Foi o que afirmou hoje o chefe do Departamento Econômico (Depec) do BC, Altamir Lopes, ao anunciar o relatório mensal de Política Fiscal referente a abril e que mostra um saldo de R$ 11,901 bilhões no mês, obtido nos três níveis de governo e pelas empresas estatais, elevando o superávit no quadrimestre janeiro-abril para R$ 32,4 bilhões, correspondentes a 6,35% do Produto Interno Bruto (PIB) de abril, calculado em R$ 1,613 trilhão – próximo à meta semestral de R$ 32,6 bilhões para o mês de junho, acertada com o Fundo Monetário Internacional (FMI).

Altamir ressaltou que o superávit registrado até agora “é muito bom, não só pelo número em si, mas também porque reflete resultados positivos em todas as esferas do governo, demonstrando continuidade do processo de saneamento das contas públicas”.

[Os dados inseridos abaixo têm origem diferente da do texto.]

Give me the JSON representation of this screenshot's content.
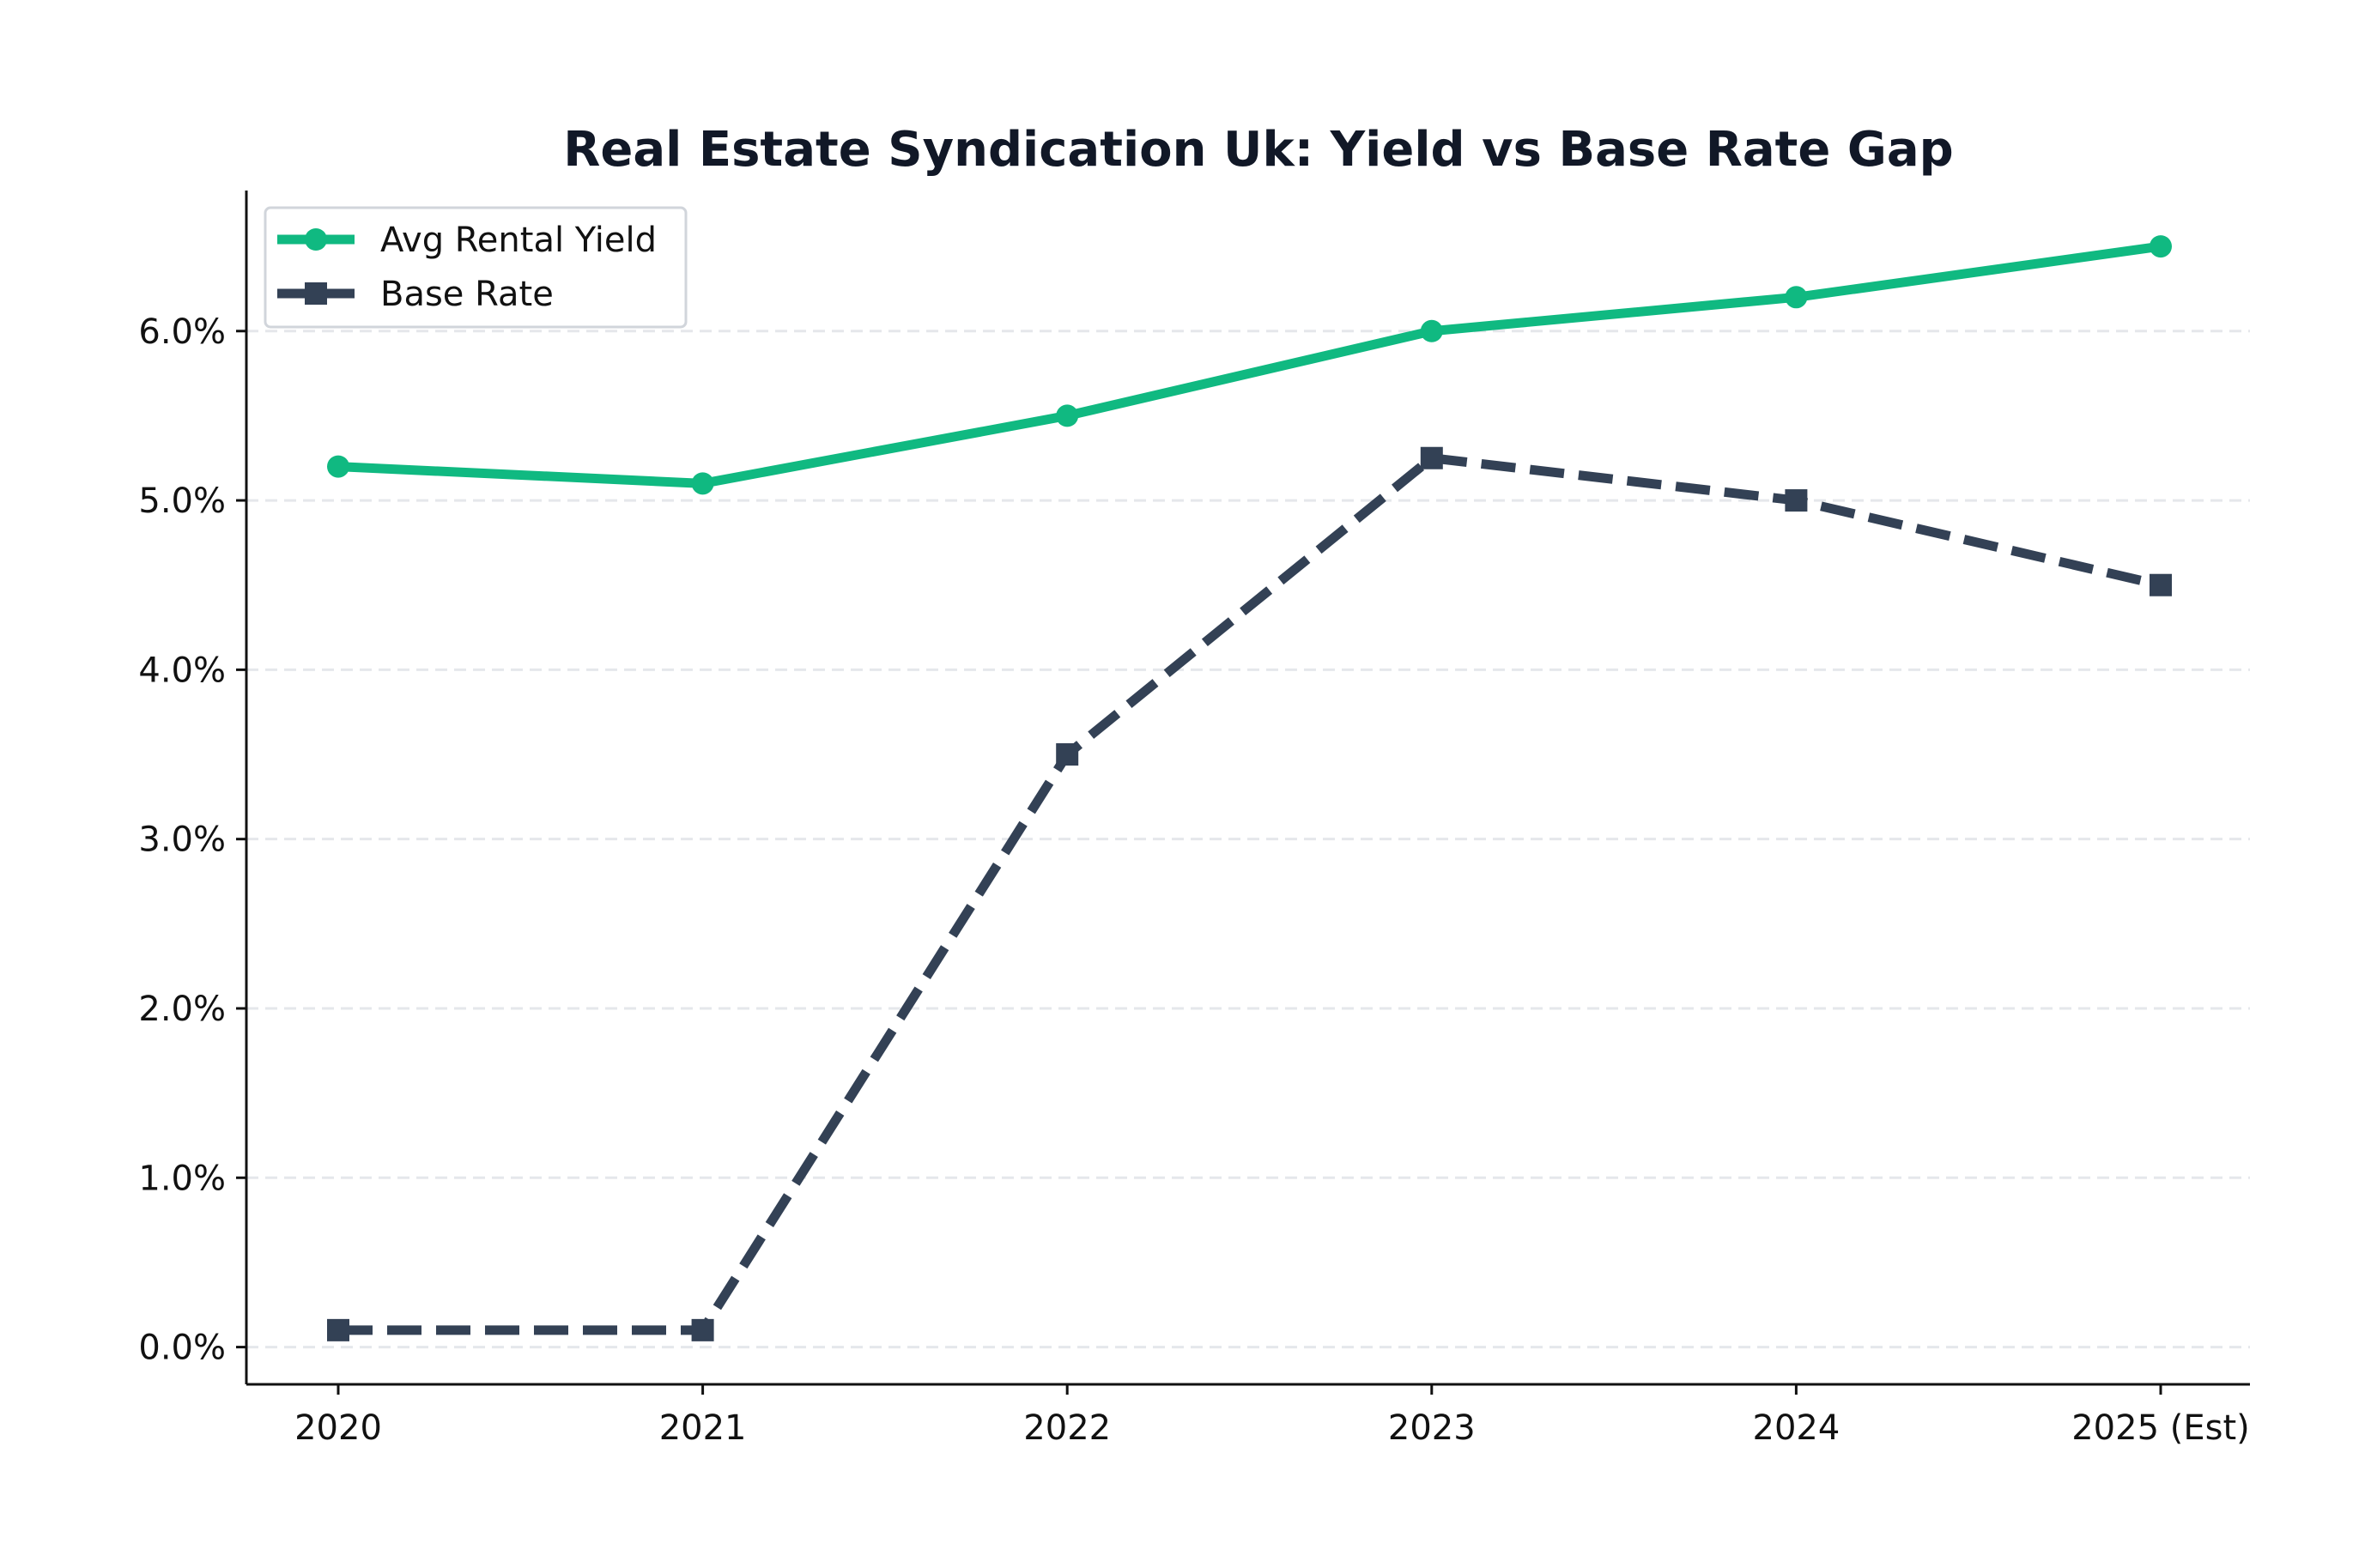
{
  "chart_data": {
    "type": "line",
    "title": "Real Estate Syndication Uk: Yield vs Base Rate Gap",
    "xlabel": "",
    "ylabel": "",
    "categories": [
      "2020",
      "2021",
      "2022",
      "2023",
      "2024",
      "2025 (Est)"
    ],
    "series": [
      {
        "name": "Avg Rental Yield",
        "values": [
          5.2,
          5.1,
          5.5,
          6.0,
          6.2,
          6.5
        ],
        "color": "#10b981",
        "line_style": "solid",
        "marker": "circle"
      },
      {
        "name": "Base Rate",
        "values": [
          0.1,
          0.1,
          3.5,
          5.25,
          5.0,
          4.5
        ],
        "color": "#334155",
        "line_style": "dashed",
        "marker": "square"
      }
    ],
    "ylim": [
      -0.22,
      6.83
    ],
    "yticks": [
      0,
      1,
      2,
      3,
      4,
      5,
      6
    ],
    "ytick_labels": [
      "0.0%",
      "1.0%",
      "2.0%",
      "3.0%",
      "4.0%",
      "5.0%",
      "6.0%"
    ],
    "grid": "horizontal dashed",
    "legend_position": "top-left"
  }
}
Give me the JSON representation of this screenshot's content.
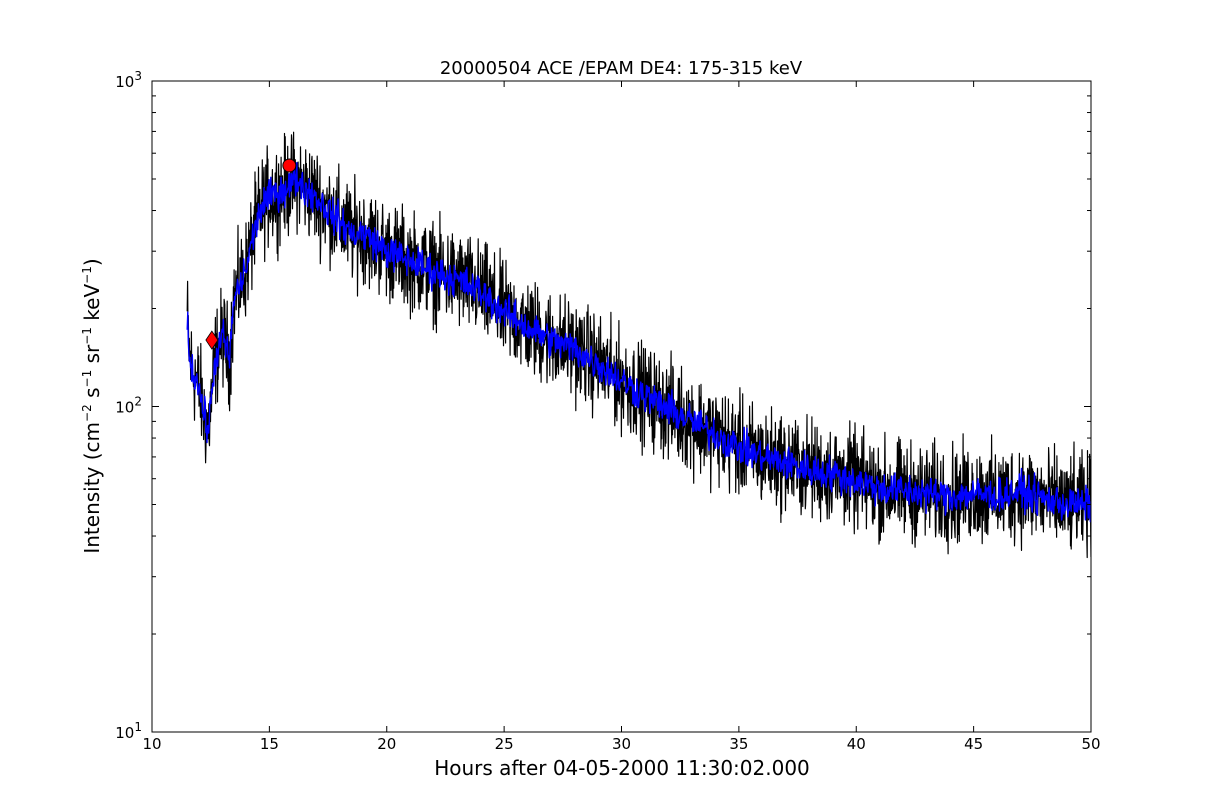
{
  "chart_data": {
    "type": "line",
    "title": "20000504 ACE /EPAM DE4: 175-315 keV",
    "xlabel": "Hours after 04-05-2000 11:30:02.000",
    "ylabel": {
      "prefix": "Intensity (cm",
      "exp1": "−2",
      "s": " s",
      "exp2": "−1",
      "sr": " sr",
      "exp3": "−1",
      "kev": " keV",
      "exp4": "−1",
      "suffix": ")"
    },
    "xlim": [
      10,
      50
    ],
    "ylim": [
      10,
      1000
    ],
    "yscale": "log",
    "grid": false,
    "x_ticks": [
      "10",
      "15",
      "20",
      "25",
      "30",
      "35",
      "40",
      "45",
      "50"
    ],
    "y_ticks": [
      {
        "base": "10",
        "exp": "1"
      },
      {
        "base": "10",
        "exp": "2"
      },
      {
        "base": "10",
        "exp": "3"
      }
    ],
    "series": [
      {
        "color": "#000000",
        "style": "raw, noisy",
        "x": [
          11.5,
          11.6,
          11.8,
          12.0,
          12.2,
          12.4,
          12.7,
          13.0,
          13.3,
          13.5,
          13.8,
          14.0,
          14.3,
          14.6,
          15.0,
          15.5,
          15.9,
          16.2,
          16.5,
          17.0,
          17.5,
          18.0,
          18.5,
          19.0,
          19.5,
          20.0,
          21.0,
          22.0,
          23.0,
          24.0,
          25.0,
          26.0,
          27.0,
          28.0,
          29.0,
          30.0,
          31.0,
          32.0,
          33.0,
          34.0,
          35.0,
          36.0,
          37.0,
          38.0,
          39.0,
          40.0,
          41.0,
          42.0,
          43.0,
          44.0,
          45.0,
          46.0,
          47.0,
          48.0,
          49.0,
          50.0
        ],
        "y": [
          190,
          140,
          125,
          115,
          95,
          85,
          140,
          165,
          140,
          215,
          240,
          265,
          330,
          400,
          440,
          460,
          480,
          500,
          470,
          440,
          400,
          370,
          340,
          340,
          320,
          300,
          280,
          260,
          245,
          225,
          195,
          175,
          160,
          150,
          135,
          120,
          108,
          98,
          90,
          82,
          75,
          70,
          67,
          64,
          62,
          59,
          56,
          55,
          54,
          53,
          54,
          53,
          55,
          52,
          50,
          50
        ],
        "noise": 0.17
      },
      {
        "color": "#0000ff",
        "style": "smoothed",
        "x": [
          11.5,
          11.6,
          11.8,
          12.0,
          12.2,
          12.4,
          12.7,
          13.0,
          13.3,
          13.5,
          13.8,
          14.0,
          14.3,
          14.6,
          15.0,
          15.5,
          15.9,
          16.2,
          16.5,
          17.0,
          17.5,
          18.0,
          18.5,
          19.0,
          19.5,
          20.0,
          21.0,
          22.0,
          23.0,
          24.0,
          25.0,
          26.0,
          27.0,
          28.0,
          29.0,
          30.0,
          31.0,
          32.0,
          33.0,
          34.0,
          35.0,
          36.0,
          37.0,
          38.0,
          39.0,
          40.0,
          41.0,
          42.0,
          43.0,
          44.0,
          45.0,
          46.0,
          47.0,
          48.0,
          49.0,
          50.0
        ],
        "y": [
          190,
          140,
          125,
          115,
          95,
          85,
          140,
          165,
          140,
          215,
          240,
          265,
          330,
          400,
          440,
          460,
          480,
          500,
          470,
          440,
          400,
          370,
          340,
          340,
          320,
          300,
          280,
          260,
          245,
          225,
          195,
          175,
          160,
          150,
          135,
          120,
          108,
          98,
          90,
          82,
          75,
          70,
          67,
          64,
          62,
          59,
          56,
          55,
          54,
          53,
          54,
          53,
          55,
          52,
          50,
          50
        ],
        "noise": 0.06
      }
    ],
    "markers": [
      {
        "shape": "diamond",
        "color": "#ff0000",
        "x": 12.55,
        "y": 160
      },
      {
        "shape": "circle",
        "color": "#ff0000",
        "x": 15.85,
        "y": 550
      }
    ]
  }
}
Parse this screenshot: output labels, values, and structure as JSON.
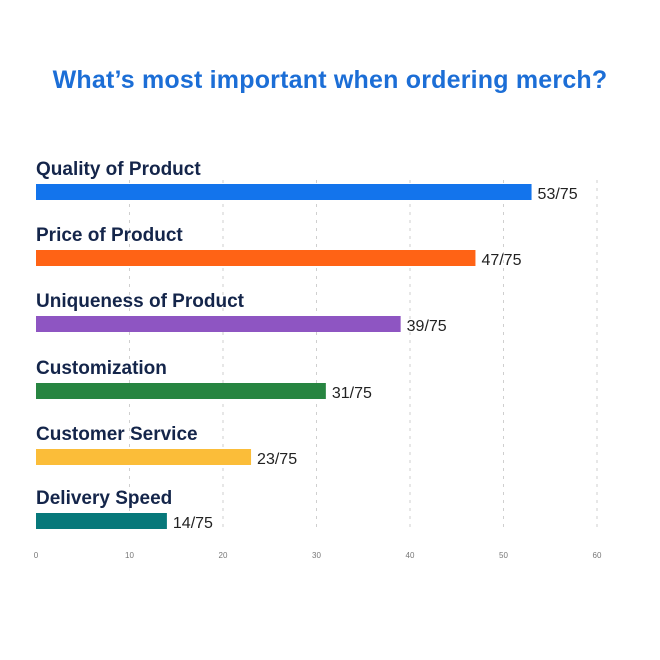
{
  "chart_data": {
    "type": "bar",
    "orientation": "horizontal",
    "title": "What’s most important when ordering merch?",
    "categories": [
      "Quality of Product",
      "Price of Product",
      "Uniqueness of Product",
      "Customization",
      "Customer Service",
      "Delivery Speed"
    ],
    "values": [
      53,
      47,
      39,
      31,
      23,
      14
    ],
    "value_labels": [
      "53/75",
      "47/75",
      "39/75",
      "31/75",
      "23/75",
      "14/75"
    ],
    "colors": [
      "#1374ec",
      "#ff6315",
      "#8e55c2",
      "#278541",
      "#fbbd39",
      "#07787a"
    ],
    "xlim": [
      0,
      60
    ],
    "x_ticks": [
      0,
      10,
      20,
      30,
      40,
      50,
      60
    ],
    "grid": true,
    "xlabel": "",
    "ylabel": ""
  },
  "colors": {
    "title": "#1c6ed6",
    "category_label": "#14254a",
    "grid": "#cfcfcf"
  }
}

Em um quadro de crescimento do PIB e do superávit primário, disse ele, a relação dívida/PIB tende a cair, como de fato aconteceu no mês passado. Apesar da dívida líquida ter aumentado R$ 1,954 bilhão na comparação com março, somando R$ 926,398 bilhões, a relação dívida/PIB caiu de 57,4% para 56,6%.

No ano, o decréscimo do comprometimento do PIB pela dívida chega a 2,1 pontos percentuais, considerando-se que a relação em dezembro de 2003 era de 58,7% e caiu, gradativamente, para 58,6%, em janeiro, para 58,2%, em fevereiro, 57,4%, em março, e, agora, para 56,6%.

Também houve queda acentuada, de 1,4 ponto percentual, na relação dívida bruta/PIB. A dívida bruta do governo geral, que era de R$ 1, 274 trilhão (79% do PIB), em março, recuou para R$ 1,270 trilhão (77,6% do PIB), em decorrência dos resgates da dívida externa, eqüivalentes a R$ 14,9 bilhões, no mês passado.